Non-Admin Roles can't edit Mail Filter objects

[Robbus]

Help Desk Role - Can access mail filter objects, if attempting to add an entry, they get an error pop-up: Permission check failed (403)
Auditor - Same as Help Desk Role, which makes sense in this context
Quarantine Manager - if they even click on anything within Mail Filter, it says "Forbidden - 403"
Only "Administrator" and "root" can successfully edit mail filter objects

----

In the ProxMox Mail Gateway documentation (https://pmg.proxmox.com/pmg-docs/pmg-admin-guide.html#_user_management):

Administrator
Is allowed to manage settings of Proxmox Mail Gateway, excluding some tasks like network configuration and upgrading.

Quarantine manager
Is allowed to manage quarantines, blacklists and whitelists, but not other settings. Has no right to view any other data.

Auditor
With this role, the user is only allowed to view data and configuration, but not to edit it.

Helpdesk
Combines permissions of the Auditor and the Quarantine Manager role.

----

According to this, Quarantine Manager and Help Desk should be able to audit the blacklist and whitelist.
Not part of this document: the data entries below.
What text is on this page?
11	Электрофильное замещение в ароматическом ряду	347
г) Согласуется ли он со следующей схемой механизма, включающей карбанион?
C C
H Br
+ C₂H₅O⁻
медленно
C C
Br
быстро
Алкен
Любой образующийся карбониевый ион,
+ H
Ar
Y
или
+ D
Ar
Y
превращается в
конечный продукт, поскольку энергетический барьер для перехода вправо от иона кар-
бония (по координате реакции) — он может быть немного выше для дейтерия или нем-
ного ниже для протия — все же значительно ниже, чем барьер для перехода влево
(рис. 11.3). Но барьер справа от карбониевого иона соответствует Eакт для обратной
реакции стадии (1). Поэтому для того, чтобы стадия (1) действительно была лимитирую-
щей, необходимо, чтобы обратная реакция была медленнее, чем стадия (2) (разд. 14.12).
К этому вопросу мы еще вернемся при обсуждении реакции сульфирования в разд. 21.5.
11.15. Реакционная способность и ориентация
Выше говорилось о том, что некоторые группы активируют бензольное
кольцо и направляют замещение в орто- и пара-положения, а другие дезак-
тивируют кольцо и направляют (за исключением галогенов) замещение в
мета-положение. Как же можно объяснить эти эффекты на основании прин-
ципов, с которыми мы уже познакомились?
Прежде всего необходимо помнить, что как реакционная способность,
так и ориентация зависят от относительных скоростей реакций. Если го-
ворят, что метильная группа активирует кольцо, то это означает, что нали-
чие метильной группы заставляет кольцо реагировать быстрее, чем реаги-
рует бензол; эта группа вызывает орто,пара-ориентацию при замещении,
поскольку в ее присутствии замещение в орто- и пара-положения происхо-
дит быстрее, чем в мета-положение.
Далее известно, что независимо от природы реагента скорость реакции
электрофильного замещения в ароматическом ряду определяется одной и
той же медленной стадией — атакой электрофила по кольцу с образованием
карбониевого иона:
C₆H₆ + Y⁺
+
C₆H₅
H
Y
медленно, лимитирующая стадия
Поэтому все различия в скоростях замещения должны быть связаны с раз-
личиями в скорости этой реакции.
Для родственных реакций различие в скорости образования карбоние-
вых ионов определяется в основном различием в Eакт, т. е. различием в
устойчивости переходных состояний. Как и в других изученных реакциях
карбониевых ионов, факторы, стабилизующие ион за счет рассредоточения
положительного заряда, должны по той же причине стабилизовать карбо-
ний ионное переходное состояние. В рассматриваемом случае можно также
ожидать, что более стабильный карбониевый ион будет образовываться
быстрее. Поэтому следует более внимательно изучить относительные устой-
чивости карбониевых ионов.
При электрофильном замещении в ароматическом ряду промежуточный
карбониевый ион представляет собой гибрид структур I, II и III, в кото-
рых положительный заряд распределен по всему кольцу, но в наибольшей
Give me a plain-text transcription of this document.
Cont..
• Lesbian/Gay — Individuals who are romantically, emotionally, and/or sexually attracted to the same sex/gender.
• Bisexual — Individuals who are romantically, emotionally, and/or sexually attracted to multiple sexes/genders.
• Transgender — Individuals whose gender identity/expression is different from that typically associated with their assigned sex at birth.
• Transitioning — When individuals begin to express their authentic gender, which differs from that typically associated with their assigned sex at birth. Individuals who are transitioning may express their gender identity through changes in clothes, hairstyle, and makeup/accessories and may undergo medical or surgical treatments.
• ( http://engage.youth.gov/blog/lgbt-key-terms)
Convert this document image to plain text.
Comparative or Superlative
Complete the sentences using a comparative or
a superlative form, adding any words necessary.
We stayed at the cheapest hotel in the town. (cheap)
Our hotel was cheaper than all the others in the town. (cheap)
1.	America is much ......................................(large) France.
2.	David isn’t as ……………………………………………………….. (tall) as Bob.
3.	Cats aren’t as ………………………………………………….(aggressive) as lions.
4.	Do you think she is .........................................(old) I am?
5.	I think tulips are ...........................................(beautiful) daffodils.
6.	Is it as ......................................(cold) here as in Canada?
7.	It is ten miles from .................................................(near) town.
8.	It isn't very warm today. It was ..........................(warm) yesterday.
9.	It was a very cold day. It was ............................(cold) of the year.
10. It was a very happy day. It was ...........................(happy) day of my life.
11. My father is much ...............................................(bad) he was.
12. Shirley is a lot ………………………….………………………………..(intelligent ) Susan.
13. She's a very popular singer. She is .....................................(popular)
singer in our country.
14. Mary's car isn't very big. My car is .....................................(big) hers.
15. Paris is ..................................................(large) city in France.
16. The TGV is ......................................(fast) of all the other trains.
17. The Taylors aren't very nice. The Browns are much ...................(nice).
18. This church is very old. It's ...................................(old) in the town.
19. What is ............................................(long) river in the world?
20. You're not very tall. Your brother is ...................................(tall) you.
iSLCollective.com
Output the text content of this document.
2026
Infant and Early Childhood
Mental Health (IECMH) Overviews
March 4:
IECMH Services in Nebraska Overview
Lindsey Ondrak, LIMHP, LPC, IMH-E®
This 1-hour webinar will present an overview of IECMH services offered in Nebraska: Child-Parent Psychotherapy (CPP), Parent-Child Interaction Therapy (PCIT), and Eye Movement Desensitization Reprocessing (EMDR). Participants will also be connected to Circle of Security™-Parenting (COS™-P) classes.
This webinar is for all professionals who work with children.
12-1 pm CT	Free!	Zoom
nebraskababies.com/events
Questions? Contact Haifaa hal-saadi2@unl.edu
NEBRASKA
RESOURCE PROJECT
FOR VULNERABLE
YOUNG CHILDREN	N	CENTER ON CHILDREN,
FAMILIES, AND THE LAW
No modifications have been made to our PMMG instance, other than logo PNGs, and we have a subscription.

 

[Robbus]

Just to clarify, this is not multi-tenancy, as I saw in another thread, when I searched for this issue.

This is one org, one set of IT techs.

 

[Stoiko Ivanov]

Quarantine manager
Is allowed to manage quarantines, blacklists and whitelists, but not other settings. Has no right to view any other data.

That's referring to the user black/whitelists:
https://pmg.proxmox.com/pmg-docs/pmg-admin-guide.html#pmgconfig_whitelist_overview

so the docs might need a better phrasing.

 

[Robbus]

Is there something I can edit on the server, whether it's a config file, or a script, that allows a non-full-admin role to edit the global mail filters? Is it as simple as a file permission, ala chmod?